The budget consolidates the Agency for Healthcare Research and Quality into NIH and maintains $272 million in discretionary funding for these activities. As part of this consolidation, NIH will conduct a review of health services research across NIH and develop a strategy to ensure that the highest priority health services research is conducted. The budget reduces or eliminates lower-priority programs that overlap with activities administered by other components of HHS.
The budget includes investing $1.3 billion over 10 years to address the pending backlog of the Medicare appeals pending at the Office of Medicare Hearings and Appeals and the Departmental Appeals Board.
The budget invests an additional $70 million in new Health Care Fraud and Abuse Control Program funding in 2018, an investment expected to pay off in returns.
The budget closes the Medicare Part D coverage gap called the “donut hole” through a combination of manufacturer discounts and gradually increasing federal subsidies.
Beneficiaries fall into the coverage gap once their total drug spending exceeds an initial coverage limit $3,700 in 2017, until they reach the threshold for qualified out-of-pocket spending at $4,950 in 2017, at which point they are generally responsible for 5 percent of their drug costs, according to the budget.
Previously, beneficiaries were responsible for 100 percent of their drug costs in the coverage gap. In 2018, non-low income subsidy beneficiaries who reach the coverage gap will pay 35 percent of the cost of covered Part D brand drugs and biologics and 44 percent of the costs for all generic drugs in the coverage gap.
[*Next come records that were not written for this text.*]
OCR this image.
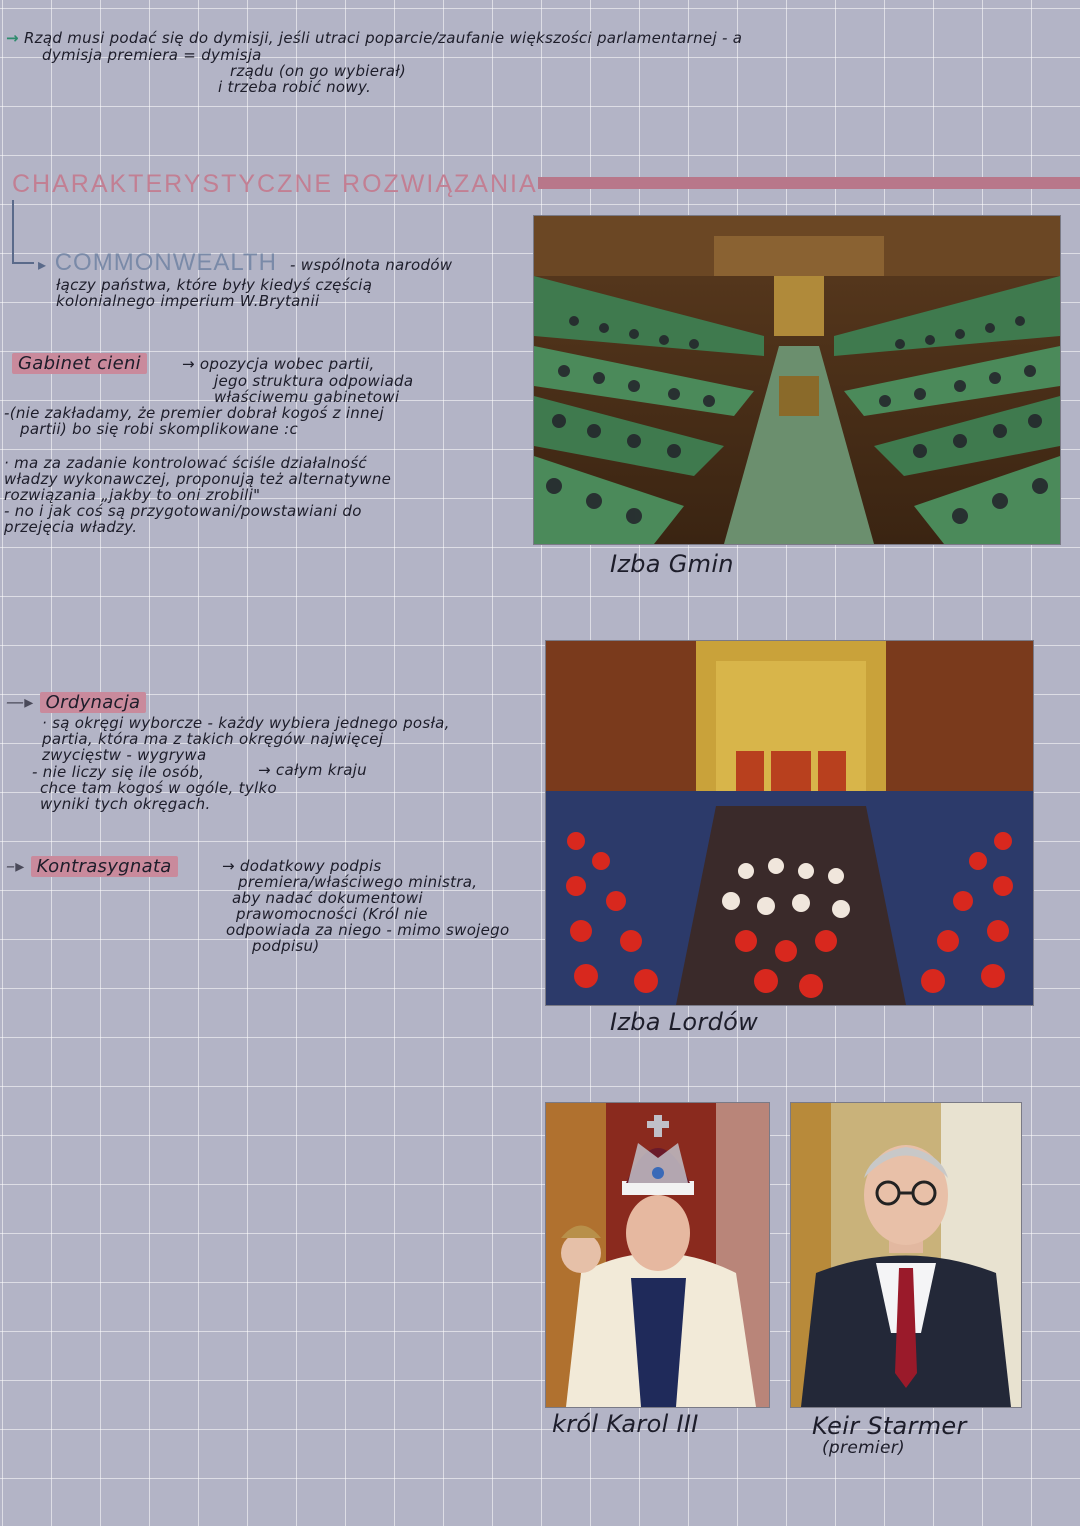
→ Rząd musi podać się do dymisji, jeśli utraci poparcie/zaufanie większości parlamentarnej - a
dymisja premiera = dymisja
rządu (on go wybierał)
i trzeba robić nowy.
CHARAKTERYSTYCZNE ROZWIĄZANIA
▸ COMMONWEALTH - wspólnota narodów
łączy państwa, które były kiedyś częścią
kolonialnego imperium W.Brytanii
Gabinet cieni	→ opozycja wobec partii,
jego struktura odpowiada
właściwemu gabinetowi
-(nie zakładamy, że premier dobrał kogoś z innej
partii) bo się robi skomplikowane :c
· ma za zadanie kontrolować ściśle działalność
władzy wykonawczej, proponują też alternatywne
rozwiązania „jakby to oni zrobili"
- no i jak coś są przygotowani/powstawiani do
przejęcia władzy.
Izba Gmin
Izba Lordów
—▸ Ordynacja
· są okręgi wyborcze - każdy wybiera jednego posła,
partia, która ma z takich okręgów najwięcej
zwycięstw - wygrywa
- nie liczy się ile osób,	→ całym kraju
chce tam kogoś w ogóle, tylko
wyniki tych okręgach.
–▸ Kontrasygnata	→ dodatkowy podpis
premiera/właściwego ministra,
aby nadać dokumentowi
prawomocności (Król nie
odpowiada za niego - mimo swojego
podpisu)
król Karol III	Keir Starmer
(premier)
Cost-sharing in the coverage gap will continue to decrease each year until beneficiaries are required to pay only 25 percent of the costs of covered Part D drugs in 2020 and beyond.
The American Medical Informatics Association said the budget would cut billions to dozens of vital programs, including the NIH, which would sustain cuts across the board of more than $5.6 billion, a 17.4 percent reduction in 2017 funding levels. The ONC would lose over one-third of its $60 million budget, to $38 million, said AMIA Board Chair Thomas Payne, MD
“President Trump’s budget is nothing more than a long list of broken promises to the American people,” said Ways and Means Committee Ranking Member Richard Neal of Massachusetts. “This ideological wish list of deep cuts would do nothing but wreak havoc on the lives of middle-class and working families across our country.”
It would also exacerbate the opioid epidemic, he said.
“Cuts to middle-class programs like Medicaid will force working families to choose between sending their children to school and caring for aging parents,” he said.